The Illinois River watershed has had a long history of excessive poultry litter application, causing very high TP loads and massive algae blooms in Oklahoma streams and lakes.  This problem culminated in 1992 when the U.S. Supreme Court ruled that Arkansas must abide by a stringent Oklahoma TP limit, 0.037 mg/L for Oklahoma scenic rivers like the Illinois River (the EPA limit is 0.1 mg/L).  Brian Haggard (currently a member of the Big Creek Research and Extension Team) and others found that more than 40% of TP was coming from municipal wastewater facilities from 1997-2000, and TP levels sometimes reached 10 mg/L below the Springdale wastewater plant. It is not too difficult to require municipal plants to reduce TP levels, all-be-it expensive, and today discharges are required to be less than 1 mg/L. But these discharges are still too high, and the legacy TP from the poultry farms will continue to enter the river for years. Non-point sources are also much more difficult to regulate. Indeed, eliminating all municipal TP discharge might not allow the 0.037 mg/L limit to be reached. The expanding population in northwest Arkansas will force expanded and more expensive waste water treatment for TP. Hence, the idea for nutrient trading.

Will it work for northwest Arkansas municipalities to pay farmers and others to reduce their TP discharge, which will then be credited to the municipalities as if they actually reduced their load, and therefore their construction costs will be less?
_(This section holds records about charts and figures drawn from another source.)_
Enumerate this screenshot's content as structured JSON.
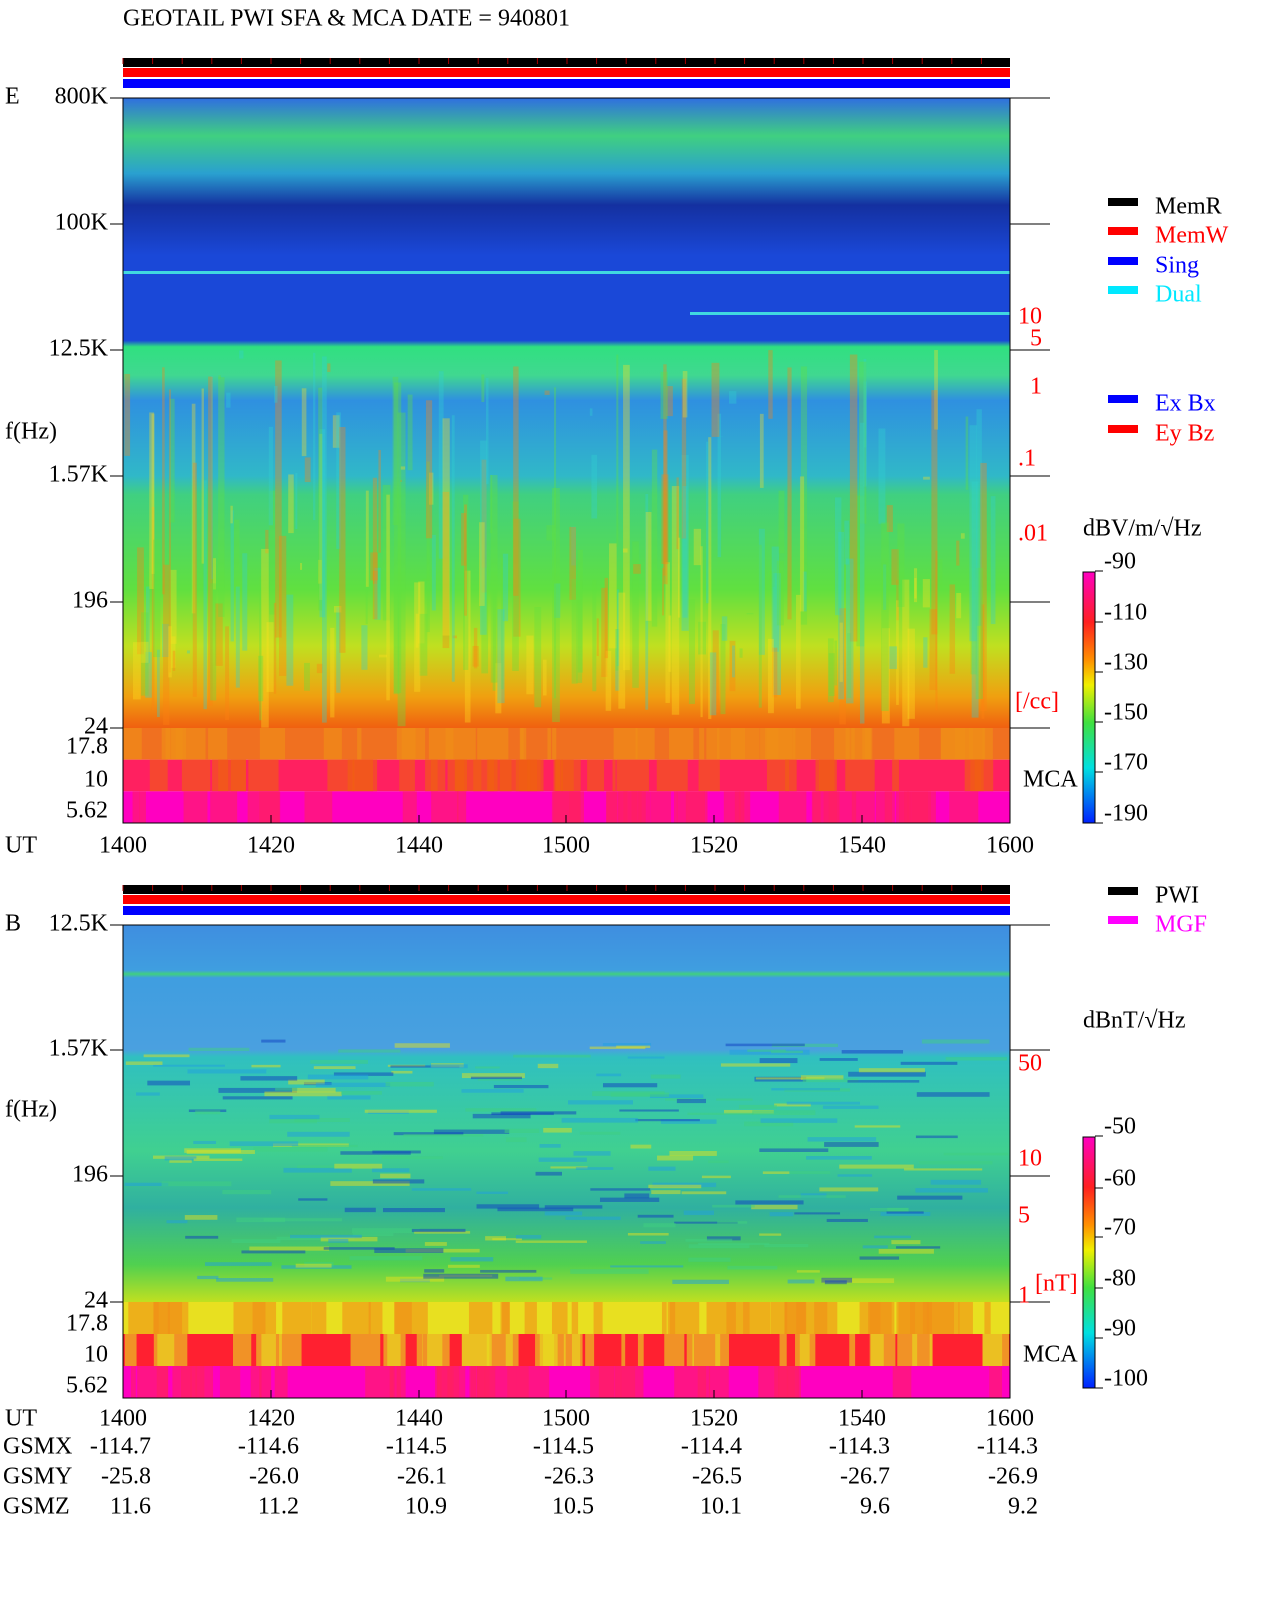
{
  "header": {
    "title": "GEOTAIL  PWI SFA & MCA   DATE = 940801"
  },
  "panels": [
    {
      "label": "E",
      "y_label": "f(Hz)",
      "freq_ticks": [
        "800K",
        "100K",
        "12.5K",
        "1.57K",
        "196",
        "24",
        "17.8",
        "10",
        "5.62"
      ],
      "side_ticks": [
        "10",
        "5",
        "1",
        ".1",
        ".01",
        "[/cc]"
      ],
      "side_color": "#ff0000",
      "mca_label": "MCA",
      "unit": "dBV/m/√Hz",
      "colorbar_ticks": [
        "-90",
        "-110",
        "-130",
        "-150",
        "-170",
        "-190"
      ],
      "time_label": "UT",
      "time_ticks": [
        "1400",
        "1420",
        "1440",
        "1500",
        "1520",
        "1540",
        "1600"
      ]
    },
    {
      "label": "B",
      "y_label": "f(Hz)",
      "freq_ticks": [
        "12.5K",
        "1.57K",
        "196",
        "24",
        "17.8",
        "10",
        "5.62"
      ],
      "side_ticks": [
        "50",
        "10",
        "5",
        "1",
        "[nT]"
      ],
      "side_color": "#ff0000",
      "mca_label": "MCA",
      "unit": "dBnT/√Hz",
      "colorbar_ticks": [
        "-50",
        "-60",
        "-70",
        "-80",
        "-90",
        "-100"
      ],
      "time_label": "UT",
      "time_ticks": [
        "1400",
        "1420",
        "1440",
        "1500",
        "1520",
        "1540",
        "1600"
      ]
    }
  ],
  "legend": {
    "modes": [
      {
        "label": "MemR",
        "color": "#000000"
      },
      {
        "label": "MemW",
        "color": "#ff0000"
      },
      {
        "label": "Sing",
        "color": "#0000ff"
      },
      {
        "label": "Dual",
        "color": "#00e8ff"
      }
    ],
    "antennas": [
      {
        "label": "Ex Bx",
        "color": "#0000ff"
      },
      {
        "label": "Ey Bz",
        "color": "#ff0000"
      }
    ],
    "sources": [
      {
        "label": "PWI",
        "color": "#000000"
      },
      {
        "label": "MGF",
        "color": "#ff00ff"
      }
    ]
  },
  "orbit": {
    "rows": [
      {
        "label": "GSMX",
        "values": [
          "-114.7",
          "-114.6",
          "-114.5",
          "-114.5",
          "-114.4",
          "-114.3",
          "-114.3"
        ]
      },
      {
        "label": "GSMY",
        "values": [
          "-25.8",
          "-26.0",
          "-26.1",
          "-26.3",
          "-26.5",
          "-26.7",
          "-26.9"
        ]
      },
      {
        "label": "GSMZ",
        "values": [
          "11.6",
          "11.2",
          "10.9",
          "10.5",
          "10.1",
          "9.6",
          "9.2"
        ]
      }
    ]
  }
}
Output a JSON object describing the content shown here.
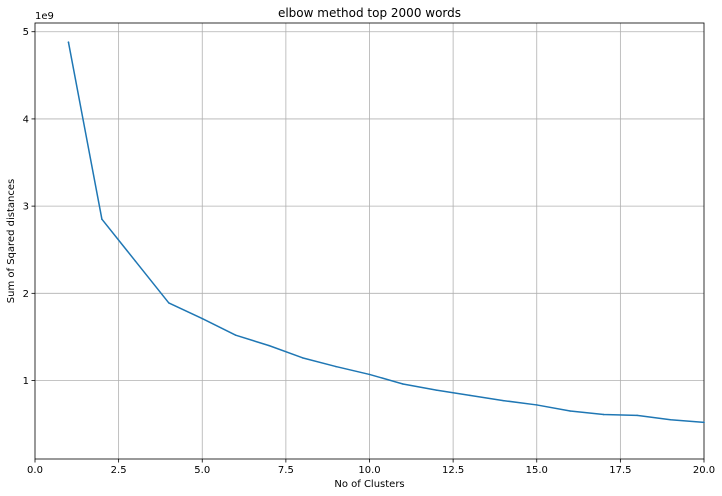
{
  "chart_data": {
    "type": "line",
    "title": "elbow method top 2000 words",
    "xlabel": "No of Clusters",
    "ylabel": "Sum of Sqared distances",
    "y_offset_label": "1e9",
    "xlim": [
      0,
      20
    ],
    "ylim": [
      0.1,
      5.1
    ],
    "y_scale_note": "values in units of 1e9",
    "grid": true,
    "x_ticks": [
      0.0,
      2.5,
      5.0,
      7.5,
      10.0,
      12.5,
      15.0,
      17.5,
      20.0
    ],
    "x_tick_labels": [
      "0.0",
      "2.5",
      "5.0",
      "7.5",
      "10.0",
      "12.5",
      "15.0",
      "17.5",
      "20.0"
    ],
    "y_ticks": [
      1,
      2,
      3,
      4,
      5
    ],
    "y_tick_labels": [
      "1",
      "2",
      "3",
      "4",
      "5"
    ],
    "line_color": "#1f77b4",
    "series": [
      {
        "x": [
          1,
          2,
          3,
          4,
          5,
          6,
          7,
          8,
          9,
          10,
          11,
          12,
          13,
          14,
          15,
          16,
          17,
          18,
          19,
          20
        ],
        "values": [
          4.88,
          2.85,
          2.37,
          1.89,
          1.71,
          1.52,
          1.4,
          1.26,
          1.16,
          1.07,
          0.96,
          0.89,
          0.83,
          0.77,
          0.72,
          0.65,
          0.61,
          0.6,
          0.55,
          0.52
        ]
      }
    ]
  }
}
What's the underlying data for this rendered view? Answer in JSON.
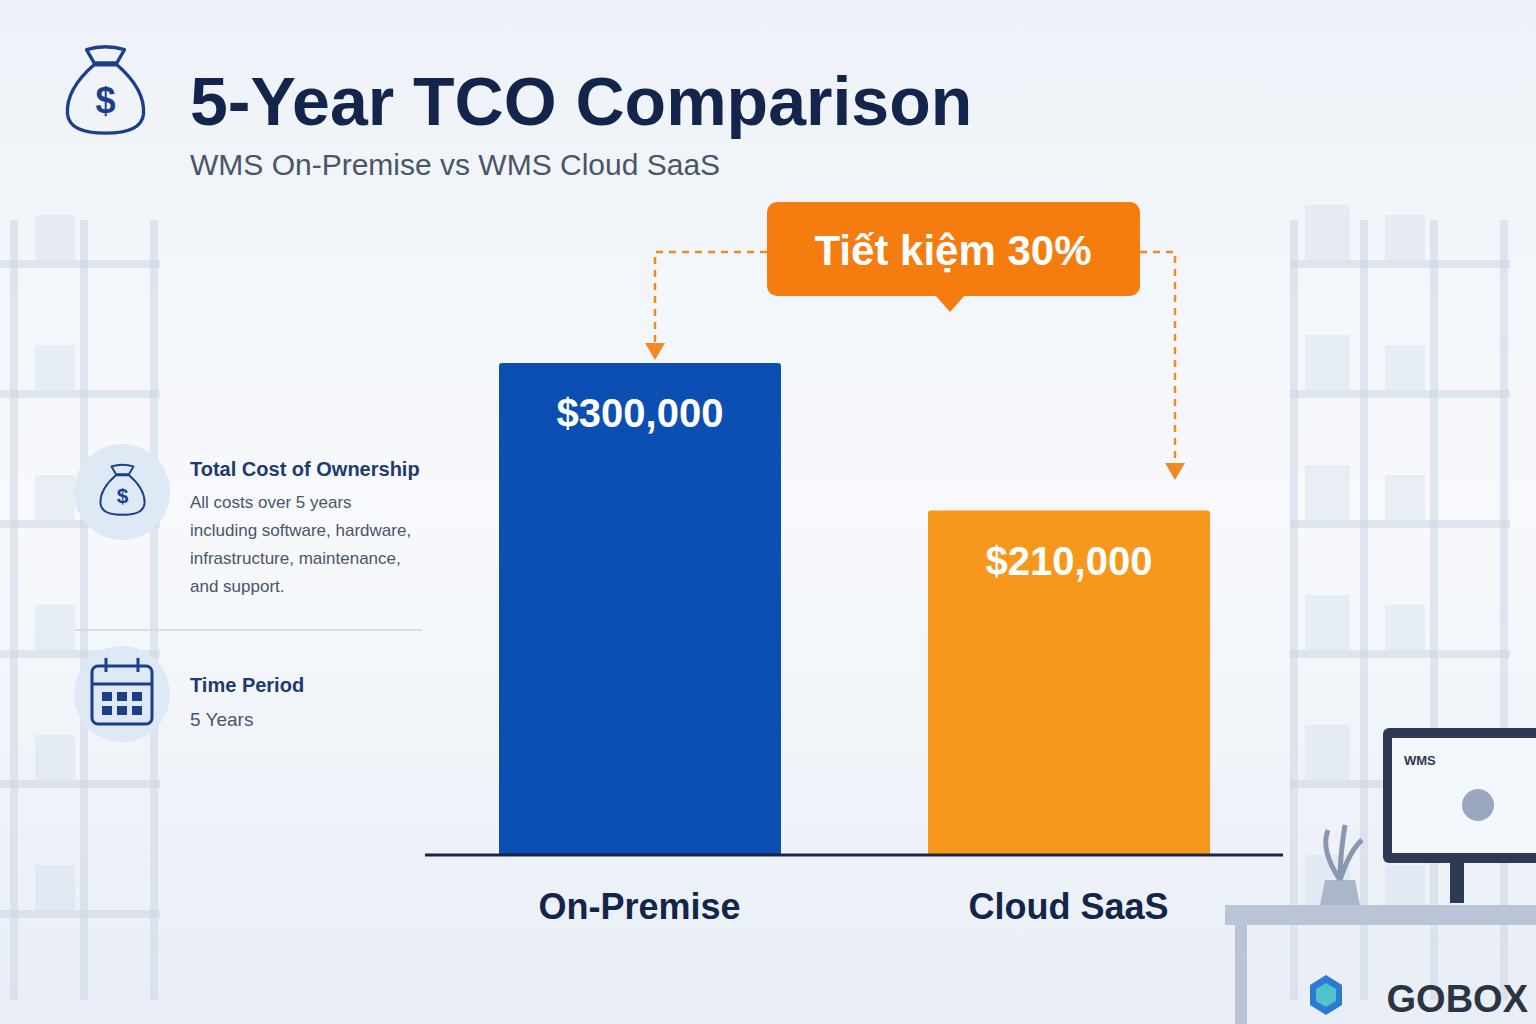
{
  "chart_data": {
    "type": "bar",
    "title": "5-Year TCO Comparison",
    "subtitle": "WMS On-Premise vs WMS Cloud SaaS",
    "categories": [
      "On-Premise",
      "Cloud SaaS"
    ],
    "values": [
      300000,
      210000
    ],
    "value_labels": [
      "$300,000",
      "$210,000"
    ],
    "colors": [
      "#0b4fb3",
      "#f7971c"
    ],
    "ylim": [
      0,
      300000
    ],
    "data_labels": true,
    "tick_labels": "x",
    "grid": false,
    "annotations": [
      {
        "text": "Tiết kiệm 30%"
      }
    ],
    "side_panel": [
      {
        "title": "Total Cost of Ownership",
        "text": "All costs over 5 years including software, hardware, infrastructure, maintenance, and support."
      },
      {
        "title": "Time Period",
        "text": "5 Years"
      }
    ],
    "logo": "GOBOX",
    "screen_label": "WMS"
  }
}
Alan Gates thinks the key to success is to have a general plan with few specifics which would handicap creative solutions. As currently formed, the Director of ADEQ will have the authority to approve Nutrient Credit Generating Projects. If a project involves nonpoint activities, it will be submitted to the Arkansas Natural Resources Commission for review. There may be no inspections for compliance by anyone but the project proposer – a major weakness.

The responsibility for generating and monitoring the project is entirely with the project proposer, although there are a few safe guards. For instance, no project can be approved unless the project will reduce the nutrient load below baseline requirements. But this presents three major problems. Haggard found that flow weighted TP concentrations varied between 0.20 to .53 mg/L, 2001-2007. Total loads varied between 64,000 kg to over 426,000 kg, 1997 – 2008. So,

i) What is the baseline? Current levels, the target (0.037 mg/L), or something else.
ii) With large variability in yearly TP, how can it be determined if there is a reduction?
iii) Who actually will do the longitudinal study of stream parameters?

The Illinois River Watershed

An EPA critique of a Pennsylvania trading plan says, “Unlike point source discharges with NPDES (National Pollutant Discharge System) permits, agricultural operations cannot quantifiably measure source loading from their fields.” The Arkansas idea, it seems, is to assume that landowners would employ “best management practices” and the extent of these would result in a assumed reduction of TP runoff in lbs. per acre per year. This would be unreliable (a guess really) and potentially unfair or subject to deceit. Pennsylvania requires measures of manure, fertilizer, air deposition, residual inputs, minus the estimated crop intake to arrive at an estimate of potential discharge reduction and then adjusts for watershed characteristics.

The proposed nutrient trading is not limited to northwest Arkansas or to trading only within a single watershed. Although Alan assured us that no other section of the state would utilize nutrient trading this is a red flag. If the plan is inappropriate for other areas of the state, why not state it in the proposal. I can imagine nutrient trading anywhere including the Buffalo River Watershed and among CAFO’s.

Given the geography of northwest Arkansas, the municipalities are in headwater streams and the agricultural land is between them and Oklahoma border, it seems as if the beneficiaries of any nutrient trading would be in Oklahoma, not stretches of river in Arkansas, although the effect might be small.

Section 3 C) of the bill seemingly specifically forbids ADEQ visits to non-point sources for the purpose of compliance. An odd requirement for the approving agency.